# iMac G5 2 GhZ version 2 blem de surchauffe ?!?



## albert13 (24 Mars 2007)

J'ai un iMac G5 depuis 1 an et 7 mois au bout de 13 Mois gros blem d'alim, Apple dans sa grande mansuétude (d'ailleurs tres sympa) m'octroie un num de réparation et me fait changer l'alim par un apple center à ses frais.
Ravi de cette nouvelle alim, j'utilise mon Iman depuis septembre dernier et j'en suis RAVI..

mais ... mais patatra depuis 8 jours il s'éteint intempestivement d'un coup sans mot dire...
comme si le jus ce coupait ou comme si il se mettait en sécurité
et qd je le refais démarrer c'est selon son humeur ;-(
il s'éteint toutes les heures ou 6 heures ou 1 jour... c'est au choix ?!!?
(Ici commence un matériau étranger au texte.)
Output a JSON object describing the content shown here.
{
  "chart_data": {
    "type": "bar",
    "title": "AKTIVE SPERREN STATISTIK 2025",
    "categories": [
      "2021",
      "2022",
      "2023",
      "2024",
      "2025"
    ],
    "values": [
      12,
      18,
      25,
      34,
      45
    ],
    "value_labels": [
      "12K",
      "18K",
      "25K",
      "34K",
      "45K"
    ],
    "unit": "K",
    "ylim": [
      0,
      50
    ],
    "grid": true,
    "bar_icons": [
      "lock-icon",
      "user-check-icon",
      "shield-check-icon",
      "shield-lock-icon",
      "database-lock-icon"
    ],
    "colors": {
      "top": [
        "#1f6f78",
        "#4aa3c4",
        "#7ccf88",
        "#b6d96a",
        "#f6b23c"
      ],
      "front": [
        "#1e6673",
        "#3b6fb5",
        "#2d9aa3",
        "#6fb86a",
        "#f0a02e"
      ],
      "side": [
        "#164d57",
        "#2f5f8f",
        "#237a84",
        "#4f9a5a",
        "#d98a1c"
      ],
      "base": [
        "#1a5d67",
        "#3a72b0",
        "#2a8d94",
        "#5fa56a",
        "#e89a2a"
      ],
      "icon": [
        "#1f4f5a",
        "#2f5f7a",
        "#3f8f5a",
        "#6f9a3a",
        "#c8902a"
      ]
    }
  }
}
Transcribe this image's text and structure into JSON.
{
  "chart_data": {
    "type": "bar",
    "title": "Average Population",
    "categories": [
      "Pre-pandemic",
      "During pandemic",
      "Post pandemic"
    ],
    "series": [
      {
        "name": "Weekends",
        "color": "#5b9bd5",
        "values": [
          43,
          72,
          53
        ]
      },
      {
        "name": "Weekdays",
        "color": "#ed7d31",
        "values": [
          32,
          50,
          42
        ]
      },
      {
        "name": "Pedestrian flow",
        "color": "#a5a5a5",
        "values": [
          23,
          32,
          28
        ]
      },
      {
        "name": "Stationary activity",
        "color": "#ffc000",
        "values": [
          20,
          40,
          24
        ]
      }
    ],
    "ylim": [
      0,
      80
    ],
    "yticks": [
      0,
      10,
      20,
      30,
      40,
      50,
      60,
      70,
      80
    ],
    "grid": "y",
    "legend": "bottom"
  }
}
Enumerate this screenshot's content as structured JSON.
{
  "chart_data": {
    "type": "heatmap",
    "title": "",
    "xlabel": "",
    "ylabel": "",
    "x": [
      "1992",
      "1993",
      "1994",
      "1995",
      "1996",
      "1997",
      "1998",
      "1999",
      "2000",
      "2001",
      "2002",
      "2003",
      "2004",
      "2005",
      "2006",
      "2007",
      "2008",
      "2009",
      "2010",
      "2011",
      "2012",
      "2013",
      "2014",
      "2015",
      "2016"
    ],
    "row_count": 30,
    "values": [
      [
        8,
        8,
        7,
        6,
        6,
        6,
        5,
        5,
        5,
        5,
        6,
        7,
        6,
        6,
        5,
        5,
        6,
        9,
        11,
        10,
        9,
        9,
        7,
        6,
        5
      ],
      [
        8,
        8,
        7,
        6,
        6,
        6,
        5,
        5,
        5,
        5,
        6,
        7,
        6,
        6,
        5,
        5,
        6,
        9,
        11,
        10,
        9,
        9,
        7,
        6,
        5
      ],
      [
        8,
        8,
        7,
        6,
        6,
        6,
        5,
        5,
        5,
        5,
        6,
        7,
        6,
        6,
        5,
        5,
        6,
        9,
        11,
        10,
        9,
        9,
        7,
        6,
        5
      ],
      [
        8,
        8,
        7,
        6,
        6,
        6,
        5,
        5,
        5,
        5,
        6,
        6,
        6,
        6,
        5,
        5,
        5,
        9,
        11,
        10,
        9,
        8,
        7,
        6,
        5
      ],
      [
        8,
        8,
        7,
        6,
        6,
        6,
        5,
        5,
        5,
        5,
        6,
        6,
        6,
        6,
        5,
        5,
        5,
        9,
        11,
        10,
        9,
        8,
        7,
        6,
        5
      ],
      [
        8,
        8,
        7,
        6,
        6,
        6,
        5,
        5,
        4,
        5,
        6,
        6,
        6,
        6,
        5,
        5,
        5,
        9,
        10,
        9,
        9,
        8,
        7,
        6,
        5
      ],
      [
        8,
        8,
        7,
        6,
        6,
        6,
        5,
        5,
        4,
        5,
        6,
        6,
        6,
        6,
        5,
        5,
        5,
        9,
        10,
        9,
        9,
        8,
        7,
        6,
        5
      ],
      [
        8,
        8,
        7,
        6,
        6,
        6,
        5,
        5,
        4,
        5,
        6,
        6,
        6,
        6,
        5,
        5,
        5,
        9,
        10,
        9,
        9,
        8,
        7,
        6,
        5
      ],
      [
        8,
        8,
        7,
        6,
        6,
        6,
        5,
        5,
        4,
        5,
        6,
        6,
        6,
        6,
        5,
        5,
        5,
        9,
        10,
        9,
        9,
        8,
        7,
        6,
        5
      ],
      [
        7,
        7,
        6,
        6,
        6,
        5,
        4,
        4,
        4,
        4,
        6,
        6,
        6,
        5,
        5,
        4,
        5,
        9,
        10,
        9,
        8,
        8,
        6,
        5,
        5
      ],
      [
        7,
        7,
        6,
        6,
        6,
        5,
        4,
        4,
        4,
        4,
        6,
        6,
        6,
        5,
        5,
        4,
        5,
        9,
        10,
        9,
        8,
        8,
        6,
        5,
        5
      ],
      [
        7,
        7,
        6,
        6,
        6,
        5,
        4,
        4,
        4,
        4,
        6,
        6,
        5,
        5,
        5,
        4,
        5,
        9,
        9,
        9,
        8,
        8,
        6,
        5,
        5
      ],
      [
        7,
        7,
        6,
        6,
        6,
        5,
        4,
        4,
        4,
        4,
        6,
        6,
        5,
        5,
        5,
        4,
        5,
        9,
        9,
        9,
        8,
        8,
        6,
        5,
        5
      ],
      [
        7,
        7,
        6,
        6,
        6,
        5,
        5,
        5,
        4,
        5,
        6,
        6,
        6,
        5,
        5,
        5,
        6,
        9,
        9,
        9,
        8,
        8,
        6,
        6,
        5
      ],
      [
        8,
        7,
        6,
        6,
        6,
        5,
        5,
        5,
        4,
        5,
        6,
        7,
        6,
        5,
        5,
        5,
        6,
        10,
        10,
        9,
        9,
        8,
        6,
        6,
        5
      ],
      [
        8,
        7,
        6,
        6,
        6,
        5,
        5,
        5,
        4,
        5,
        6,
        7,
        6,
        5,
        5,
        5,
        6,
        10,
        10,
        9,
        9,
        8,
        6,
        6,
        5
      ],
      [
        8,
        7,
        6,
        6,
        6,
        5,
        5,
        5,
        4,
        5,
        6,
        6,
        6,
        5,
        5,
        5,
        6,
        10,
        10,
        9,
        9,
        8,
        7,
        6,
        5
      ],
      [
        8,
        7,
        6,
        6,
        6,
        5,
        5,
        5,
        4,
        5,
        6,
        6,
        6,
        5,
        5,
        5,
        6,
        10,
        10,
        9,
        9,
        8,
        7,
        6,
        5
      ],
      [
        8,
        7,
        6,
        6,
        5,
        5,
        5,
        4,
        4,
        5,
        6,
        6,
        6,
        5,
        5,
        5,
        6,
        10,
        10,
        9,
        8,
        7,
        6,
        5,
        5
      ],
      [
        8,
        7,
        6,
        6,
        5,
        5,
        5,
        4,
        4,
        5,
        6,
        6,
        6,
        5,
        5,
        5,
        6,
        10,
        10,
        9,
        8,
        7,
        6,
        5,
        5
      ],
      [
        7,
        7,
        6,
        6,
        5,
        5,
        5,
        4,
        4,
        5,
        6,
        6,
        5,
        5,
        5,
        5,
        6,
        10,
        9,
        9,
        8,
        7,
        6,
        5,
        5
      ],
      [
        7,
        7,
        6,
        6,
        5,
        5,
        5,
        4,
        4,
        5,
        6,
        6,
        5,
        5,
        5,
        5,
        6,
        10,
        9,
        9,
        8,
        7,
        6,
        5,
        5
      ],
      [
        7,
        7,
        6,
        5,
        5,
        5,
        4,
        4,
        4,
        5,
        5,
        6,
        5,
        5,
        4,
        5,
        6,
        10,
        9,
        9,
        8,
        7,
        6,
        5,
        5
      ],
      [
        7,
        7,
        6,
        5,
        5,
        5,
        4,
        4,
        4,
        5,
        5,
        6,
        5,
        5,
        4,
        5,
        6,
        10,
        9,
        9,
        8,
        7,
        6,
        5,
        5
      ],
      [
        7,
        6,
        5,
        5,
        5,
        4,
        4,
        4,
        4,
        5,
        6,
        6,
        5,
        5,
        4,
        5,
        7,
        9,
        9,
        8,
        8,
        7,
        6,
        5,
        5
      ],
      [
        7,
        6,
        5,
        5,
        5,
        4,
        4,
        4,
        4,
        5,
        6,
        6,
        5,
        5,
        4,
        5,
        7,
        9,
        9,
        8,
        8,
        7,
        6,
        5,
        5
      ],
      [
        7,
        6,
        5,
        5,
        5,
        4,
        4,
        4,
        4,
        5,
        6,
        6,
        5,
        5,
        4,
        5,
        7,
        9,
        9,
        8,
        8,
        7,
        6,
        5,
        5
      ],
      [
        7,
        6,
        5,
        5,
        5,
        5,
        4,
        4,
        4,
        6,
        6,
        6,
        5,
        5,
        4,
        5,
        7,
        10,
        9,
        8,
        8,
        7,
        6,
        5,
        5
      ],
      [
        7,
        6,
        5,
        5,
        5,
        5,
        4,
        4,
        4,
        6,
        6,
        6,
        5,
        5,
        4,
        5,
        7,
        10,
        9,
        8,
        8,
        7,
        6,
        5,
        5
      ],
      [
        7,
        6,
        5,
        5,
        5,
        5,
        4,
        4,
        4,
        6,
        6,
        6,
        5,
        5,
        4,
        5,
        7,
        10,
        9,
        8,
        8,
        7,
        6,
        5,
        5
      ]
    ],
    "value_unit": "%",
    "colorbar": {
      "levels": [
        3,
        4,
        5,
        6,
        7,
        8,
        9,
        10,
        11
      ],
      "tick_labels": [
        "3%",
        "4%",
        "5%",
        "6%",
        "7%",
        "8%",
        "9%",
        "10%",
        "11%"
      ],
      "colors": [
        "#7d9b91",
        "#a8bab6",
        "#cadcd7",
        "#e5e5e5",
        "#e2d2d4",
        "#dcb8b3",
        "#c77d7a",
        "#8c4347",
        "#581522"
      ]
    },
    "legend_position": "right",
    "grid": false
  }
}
j'ai démonté le capot, a priori rien d'anormal, tout sent bon ;-))) ya rien de cramé ou supposer tel... j'ai donné un coup de souflette fait la propreté... mais rien y fait

On me dit que ce ne n'est pas un blem d'alim mais plutôt une des 4 choses :
-la PMU élément qui gère l'alim sur la carte mère défectueux => changement carte mère ... snif

- la carte mère qui fait des siennes => changement carte mère ... snif

- le disque dur d'origine qui a un déf et qui fait surchauffer la machine donc elle se met en sécurité

- un élément extérieur genre DD qui est en léger défaut donc qui oblige la machine à se mettre en sécurité...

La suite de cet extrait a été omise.